Closely associated with this phase of our subject and quite inseparable from it, is the question of the ornamentation of the person, which is indulged in, the world over, as much by the men as it is by the women; and, we may add, the various kinds of adornment practiced by the women of all races is everywhere to make themselves attractive to the opposite sex. Among the higher races, such as for example among the Indo-Europeans, there are a great many individual cases where women habitually delight in adorning their persons, where the just mentioned object has, of course, been entirely lost sight of; but this is by no means the case among savages low in the scale of civilization. As numerous as are the various tastes with respect to the appreciation of the beauty of women, among the races of the world, the means resorted to, to enhance that beauty, are none the less so. These means resolve themselves principally into moderate exaggerations of personal charms already possessed; into a tattooing and coloring of the face and other parts of the body; into the wearing of trinkets, jewelry, and adopting peculiar styles of dress; into removing the hair from the body entirely, or else encouraging its growth, and wearing it dressed in extravagant modes; and finally, in the production of physical deformities, and these sometimes coupled with the wearing of some mechanical contrivances associated with it.

Every traveler of any distinction, who has published an account of his explorations, whatsoever part of the world he has examined, mentions more or fewer cases under either one or several of these various heads, and so familiar to us all have the more conspicuous of them become that to repeat them here would be quite superfluous. My own studies have been limited to the Africans, far less so to the Chinese and Japanese, while to many tribes of our North American Indians I have devoted no little attention, the opportunities having been afforded by a life among them extending over a period of more than ten years.

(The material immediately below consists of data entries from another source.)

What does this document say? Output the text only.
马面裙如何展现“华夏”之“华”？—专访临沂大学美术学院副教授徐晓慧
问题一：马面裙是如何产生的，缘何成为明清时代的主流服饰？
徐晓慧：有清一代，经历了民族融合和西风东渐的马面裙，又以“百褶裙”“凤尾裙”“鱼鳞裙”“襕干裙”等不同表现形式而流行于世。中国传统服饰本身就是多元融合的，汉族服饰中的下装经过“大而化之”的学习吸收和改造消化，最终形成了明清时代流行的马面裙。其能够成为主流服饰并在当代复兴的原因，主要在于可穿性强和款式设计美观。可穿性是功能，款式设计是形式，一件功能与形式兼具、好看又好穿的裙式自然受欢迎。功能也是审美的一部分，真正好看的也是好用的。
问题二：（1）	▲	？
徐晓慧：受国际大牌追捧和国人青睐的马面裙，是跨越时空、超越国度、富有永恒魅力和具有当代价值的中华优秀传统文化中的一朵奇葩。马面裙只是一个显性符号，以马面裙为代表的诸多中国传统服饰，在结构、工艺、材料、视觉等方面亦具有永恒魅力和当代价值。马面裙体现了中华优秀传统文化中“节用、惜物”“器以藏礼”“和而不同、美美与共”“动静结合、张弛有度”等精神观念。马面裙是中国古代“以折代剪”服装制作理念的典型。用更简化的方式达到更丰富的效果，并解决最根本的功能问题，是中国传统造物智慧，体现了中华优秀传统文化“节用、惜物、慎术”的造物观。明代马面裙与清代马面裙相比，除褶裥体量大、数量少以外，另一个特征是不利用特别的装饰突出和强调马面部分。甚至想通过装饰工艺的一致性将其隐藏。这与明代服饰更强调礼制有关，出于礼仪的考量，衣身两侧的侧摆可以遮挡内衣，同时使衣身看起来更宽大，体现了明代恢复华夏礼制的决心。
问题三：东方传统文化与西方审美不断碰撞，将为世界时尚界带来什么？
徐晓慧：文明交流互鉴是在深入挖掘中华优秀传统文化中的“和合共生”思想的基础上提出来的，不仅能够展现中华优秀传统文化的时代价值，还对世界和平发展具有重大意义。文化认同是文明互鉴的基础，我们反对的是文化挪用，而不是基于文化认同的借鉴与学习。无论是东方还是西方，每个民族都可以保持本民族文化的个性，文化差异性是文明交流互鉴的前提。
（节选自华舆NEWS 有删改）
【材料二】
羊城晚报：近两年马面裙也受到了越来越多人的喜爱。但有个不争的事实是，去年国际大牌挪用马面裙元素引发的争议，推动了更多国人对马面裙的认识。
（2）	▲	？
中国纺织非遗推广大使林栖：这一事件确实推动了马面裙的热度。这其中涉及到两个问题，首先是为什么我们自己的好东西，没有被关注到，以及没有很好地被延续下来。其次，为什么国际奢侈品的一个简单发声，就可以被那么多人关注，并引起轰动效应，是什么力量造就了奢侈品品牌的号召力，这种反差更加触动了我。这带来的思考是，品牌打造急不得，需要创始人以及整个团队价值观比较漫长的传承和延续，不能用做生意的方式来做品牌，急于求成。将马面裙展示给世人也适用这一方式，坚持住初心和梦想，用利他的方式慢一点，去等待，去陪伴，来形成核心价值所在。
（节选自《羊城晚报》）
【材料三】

Now as interesting and important as such a study is among our northern tribes of Indians, it can hardly be compared in either of these particulars, with similar investigations undertaken among those races of Indians found south of the 37th parallel, and west of the Rocky Mountains. Here we meet with the Navajos, the Apaches, the Mojaves, as representative field Indians; and the Zunians, the Lagunas, the Moquis, and various other remnants of nations, as the most interesting examples of the sedentary or Pueblo tribes. Among all or any of these we find much applying to which your attention has been invited in the foregoing paragraphs. In some directions they have been slightly influenced by the steady advance of our civilization, but this applies, in so far as it concerns us here, more especially to the opportunities it has offered for the there-considered beautiful women to adorn themselves in the matter of dress and trinkets. As a study, let us select as our first example a woman from among the Navajos, and one considered by them to be a type of beauty, in their estimation. I have chosen Anserino, the wife of Pedro, the ironsmith, who, by the way, is deemed a handsome man by those people Both these Indians the writer knew personally for several years, and judging from what other men of the tribe have said, Anserino has the reputation of being a pretty woman among them.